“The level of trust in business relationships… is a greater determinant of success than anything else, including content excellence.” – Charles H. Green
“85% of your financial success is due to your personality and ability to communicate, negotiate, and lead. Shockingly, only 15% is due to technical knowledge.” – Carnegie Institute of Technology
What does this research mean for educators?
Research repeatedly demonstrates that although a school may pursue high levels of excellence in academics, athletics, or fine arts – the value of trust between those they work with and those they serve is of even greater importance than its programs’ quality. Despite decades of research that continually reminds us that the number one indicator of successful schools is the level of trust in leadership and teachers, how much time, resources, and energy do schools invest in developing, initiating, and maintaining trust in those relationships?
Schools expend countless hours and dollars supporting a wide variety of initiatives that are part and parcel of providing a quality educational program. Research has also revealed that if schools are not dedicating time and resources to professional development that supports increased trust levels, they are missing the key factor for establishing loyalty and commitment from their faculty and staff, their parents, their students, and the broader community.
For the small independent school leader, the above finding is very good news. Often in leading a smaller school, the leader lacks the resources to compete with other schools in everything from compensation levels to attract highly-trained faculty to provide the best educational resources for their sciences, arts, and technology programs. But that does not mean their schools cannot experience the same, if not greater, levels of success as other well-resourced schools. Why? Because trust possesses a greater value than “content excellence” every time!
When schools invest, develop, and engender a high level of trust in their leadership, faculty, and staff, they increase their value in their stakeholders’ eyes. Even if their extra-curricular programs and academic disciplines lack some areas, they will still see and experience a highly satisfied and supportive school community. It is also true that schools with high trust levels attract the highly-trained and qualified (without necessarily providing high levels of compensation). Schools with high levels of trust are often the recipients of generous donations by community businesses and others to provide the educational resources and technology which may be lacking through limited school budgets.
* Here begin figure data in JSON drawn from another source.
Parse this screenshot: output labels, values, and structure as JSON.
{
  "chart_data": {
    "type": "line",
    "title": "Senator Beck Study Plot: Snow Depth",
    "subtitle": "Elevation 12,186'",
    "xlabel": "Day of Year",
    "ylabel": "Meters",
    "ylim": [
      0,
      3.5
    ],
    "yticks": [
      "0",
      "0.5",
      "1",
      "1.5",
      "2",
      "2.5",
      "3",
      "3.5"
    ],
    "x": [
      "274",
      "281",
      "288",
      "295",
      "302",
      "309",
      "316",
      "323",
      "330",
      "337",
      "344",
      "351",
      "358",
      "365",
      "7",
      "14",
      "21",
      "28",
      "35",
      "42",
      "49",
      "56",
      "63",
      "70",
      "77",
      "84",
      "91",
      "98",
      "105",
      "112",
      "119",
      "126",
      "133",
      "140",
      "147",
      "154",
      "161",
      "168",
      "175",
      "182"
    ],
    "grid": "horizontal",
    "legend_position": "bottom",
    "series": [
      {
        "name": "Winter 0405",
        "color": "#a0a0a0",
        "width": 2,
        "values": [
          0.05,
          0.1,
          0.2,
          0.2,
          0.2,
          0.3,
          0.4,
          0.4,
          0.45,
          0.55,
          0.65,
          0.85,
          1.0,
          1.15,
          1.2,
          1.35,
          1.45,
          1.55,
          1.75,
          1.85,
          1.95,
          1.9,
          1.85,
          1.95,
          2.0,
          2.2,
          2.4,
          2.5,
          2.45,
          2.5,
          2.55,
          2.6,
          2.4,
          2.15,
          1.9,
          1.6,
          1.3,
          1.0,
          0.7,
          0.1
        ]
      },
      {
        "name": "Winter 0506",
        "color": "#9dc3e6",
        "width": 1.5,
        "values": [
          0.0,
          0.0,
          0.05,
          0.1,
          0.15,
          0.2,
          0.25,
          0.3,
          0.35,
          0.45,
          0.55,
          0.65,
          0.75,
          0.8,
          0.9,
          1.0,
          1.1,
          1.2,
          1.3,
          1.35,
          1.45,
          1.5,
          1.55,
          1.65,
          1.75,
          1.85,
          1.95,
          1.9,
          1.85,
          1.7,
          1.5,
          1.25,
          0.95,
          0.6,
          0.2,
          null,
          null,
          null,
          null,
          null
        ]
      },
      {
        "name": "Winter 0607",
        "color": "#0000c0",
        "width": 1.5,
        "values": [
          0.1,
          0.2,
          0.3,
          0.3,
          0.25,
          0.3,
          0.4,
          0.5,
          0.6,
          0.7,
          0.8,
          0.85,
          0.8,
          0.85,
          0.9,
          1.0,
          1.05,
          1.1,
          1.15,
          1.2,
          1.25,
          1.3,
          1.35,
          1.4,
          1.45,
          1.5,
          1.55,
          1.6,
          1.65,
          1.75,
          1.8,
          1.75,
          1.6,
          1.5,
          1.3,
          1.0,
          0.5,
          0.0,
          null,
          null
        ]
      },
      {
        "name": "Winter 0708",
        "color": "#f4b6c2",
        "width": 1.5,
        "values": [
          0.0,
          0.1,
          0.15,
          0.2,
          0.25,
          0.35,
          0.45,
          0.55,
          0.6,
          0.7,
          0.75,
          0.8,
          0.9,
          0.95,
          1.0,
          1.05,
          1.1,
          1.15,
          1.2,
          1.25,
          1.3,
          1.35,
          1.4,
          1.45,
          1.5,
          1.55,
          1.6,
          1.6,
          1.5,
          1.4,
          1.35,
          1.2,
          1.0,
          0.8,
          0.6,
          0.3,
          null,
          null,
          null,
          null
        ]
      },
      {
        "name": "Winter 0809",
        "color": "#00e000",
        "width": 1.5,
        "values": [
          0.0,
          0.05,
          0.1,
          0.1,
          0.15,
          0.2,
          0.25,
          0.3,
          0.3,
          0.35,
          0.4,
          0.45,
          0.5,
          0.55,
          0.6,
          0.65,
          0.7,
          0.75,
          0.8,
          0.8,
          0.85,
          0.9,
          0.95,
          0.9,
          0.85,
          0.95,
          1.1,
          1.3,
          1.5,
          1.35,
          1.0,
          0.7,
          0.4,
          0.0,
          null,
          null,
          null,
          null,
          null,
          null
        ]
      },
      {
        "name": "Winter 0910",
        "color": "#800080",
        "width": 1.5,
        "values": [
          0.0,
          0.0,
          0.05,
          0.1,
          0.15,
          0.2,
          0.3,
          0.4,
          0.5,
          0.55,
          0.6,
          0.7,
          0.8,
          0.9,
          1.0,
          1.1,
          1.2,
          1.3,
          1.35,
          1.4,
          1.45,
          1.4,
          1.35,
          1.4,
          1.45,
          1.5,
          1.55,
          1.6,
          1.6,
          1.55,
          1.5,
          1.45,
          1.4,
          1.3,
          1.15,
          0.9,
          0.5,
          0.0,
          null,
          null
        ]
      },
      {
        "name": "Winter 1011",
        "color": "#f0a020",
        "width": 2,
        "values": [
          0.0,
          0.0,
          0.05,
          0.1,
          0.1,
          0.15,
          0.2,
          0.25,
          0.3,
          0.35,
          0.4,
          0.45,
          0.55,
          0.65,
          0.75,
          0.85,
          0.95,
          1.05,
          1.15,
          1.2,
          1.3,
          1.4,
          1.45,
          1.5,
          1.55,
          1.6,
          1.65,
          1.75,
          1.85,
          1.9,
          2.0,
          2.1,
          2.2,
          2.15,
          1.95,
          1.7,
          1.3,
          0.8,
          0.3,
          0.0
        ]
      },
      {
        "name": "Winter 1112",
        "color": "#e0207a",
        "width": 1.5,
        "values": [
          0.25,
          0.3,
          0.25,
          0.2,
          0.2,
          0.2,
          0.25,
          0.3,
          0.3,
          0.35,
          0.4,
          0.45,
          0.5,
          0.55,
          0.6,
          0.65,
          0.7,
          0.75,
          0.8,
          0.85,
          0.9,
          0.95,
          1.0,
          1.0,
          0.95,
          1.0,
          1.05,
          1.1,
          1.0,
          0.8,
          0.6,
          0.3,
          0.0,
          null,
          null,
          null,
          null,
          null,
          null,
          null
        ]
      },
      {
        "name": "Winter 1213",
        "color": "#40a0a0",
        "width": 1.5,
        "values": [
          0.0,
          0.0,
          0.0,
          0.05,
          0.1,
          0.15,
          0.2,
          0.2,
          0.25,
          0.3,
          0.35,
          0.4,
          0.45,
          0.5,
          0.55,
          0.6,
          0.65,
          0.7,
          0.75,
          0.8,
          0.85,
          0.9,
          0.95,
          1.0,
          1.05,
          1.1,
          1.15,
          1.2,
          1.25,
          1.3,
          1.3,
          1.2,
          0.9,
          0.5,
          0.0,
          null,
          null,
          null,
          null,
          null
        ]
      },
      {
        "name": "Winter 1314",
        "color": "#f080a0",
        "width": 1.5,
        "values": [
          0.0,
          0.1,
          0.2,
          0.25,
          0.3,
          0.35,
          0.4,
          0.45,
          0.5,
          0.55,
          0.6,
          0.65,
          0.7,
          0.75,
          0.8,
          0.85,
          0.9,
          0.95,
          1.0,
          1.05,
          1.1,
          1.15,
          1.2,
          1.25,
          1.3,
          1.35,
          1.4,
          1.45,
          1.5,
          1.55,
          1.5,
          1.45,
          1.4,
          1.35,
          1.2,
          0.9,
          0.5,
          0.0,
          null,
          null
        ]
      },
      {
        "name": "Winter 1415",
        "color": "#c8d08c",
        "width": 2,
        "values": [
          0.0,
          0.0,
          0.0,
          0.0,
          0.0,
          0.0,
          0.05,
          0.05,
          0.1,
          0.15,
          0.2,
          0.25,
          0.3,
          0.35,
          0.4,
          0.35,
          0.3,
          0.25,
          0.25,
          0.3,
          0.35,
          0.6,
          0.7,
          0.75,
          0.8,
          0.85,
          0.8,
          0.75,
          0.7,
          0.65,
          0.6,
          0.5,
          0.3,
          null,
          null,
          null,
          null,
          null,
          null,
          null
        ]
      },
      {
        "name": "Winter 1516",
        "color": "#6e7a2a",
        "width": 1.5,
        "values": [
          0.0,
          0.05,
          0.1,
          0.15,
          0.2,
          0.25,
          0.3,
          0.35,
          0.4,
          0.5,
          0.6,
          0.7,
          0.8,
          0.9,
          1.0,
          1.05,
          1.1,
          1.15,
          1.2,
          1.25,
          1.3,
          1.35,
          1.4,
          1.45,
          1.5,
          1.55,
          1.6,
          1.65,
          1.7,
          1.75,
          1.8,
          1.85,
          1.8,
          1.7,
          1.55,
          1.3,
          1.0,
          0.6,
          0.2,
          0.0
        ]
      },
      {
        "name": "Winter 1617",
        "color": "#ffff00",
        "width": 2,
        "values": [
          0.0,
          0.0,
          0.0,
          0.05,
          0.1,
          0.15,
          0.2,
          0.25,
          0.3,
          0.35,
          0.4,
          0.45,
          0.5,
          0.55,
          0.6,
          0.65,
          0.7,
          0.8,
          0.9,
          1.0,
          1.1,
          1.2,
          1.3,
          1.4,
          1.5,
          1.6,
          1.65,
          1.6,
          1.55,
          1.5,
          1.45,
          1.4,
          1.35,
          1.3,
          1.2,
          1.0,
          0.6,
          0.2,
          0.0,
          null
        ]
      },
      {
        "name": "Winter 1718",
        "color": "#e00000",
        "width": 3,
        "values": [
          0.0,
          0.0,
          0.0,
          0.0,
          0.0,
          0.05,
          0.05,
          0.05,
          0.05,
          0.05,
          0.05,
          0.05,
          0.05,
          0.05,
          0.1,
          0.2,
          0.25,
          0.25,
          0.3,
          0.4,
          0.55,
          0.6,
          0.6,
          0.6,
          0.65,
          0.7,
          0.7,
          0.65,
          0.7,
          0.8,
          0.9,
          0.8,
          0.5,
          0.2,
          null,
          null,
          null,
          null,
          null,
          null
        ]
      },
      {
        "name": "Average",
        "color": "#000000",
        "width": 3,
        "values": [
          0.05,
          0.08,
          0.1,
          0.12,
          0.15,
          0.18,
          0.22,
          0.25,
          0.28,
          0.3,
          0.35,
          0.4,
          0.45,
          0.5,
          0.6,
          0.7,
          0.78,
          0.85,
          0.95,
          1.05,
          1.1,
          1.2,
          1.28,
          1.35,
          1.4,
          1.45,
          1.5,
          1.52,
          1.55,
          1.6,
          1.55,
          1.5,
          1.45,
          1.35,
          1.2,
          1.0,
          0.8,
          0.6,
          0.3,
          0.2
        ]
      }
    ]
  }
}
Also, the vast majority of parents who enroll their children into faith-based schools do so for the values and the worldview and principles to which their children will be exposed. Thus, often parents will accept the reality of the school having a less-than-ideally equipped music or science program because they are placing their trust in the school to provide something to which they place a higher level of importance (i.e., their desire for their children’s educational environment to be distinguished by eternal values).
Holding a higher value on students’ moral and ethical development over academic development does not mean that faith-based school leaders should not be constantly and continually pursuing high levels of excellence within every discipline of the school. But the number one indicator of successful school programs, and the most effective school leaders, is not their level of content excellence – but rather their level of trust.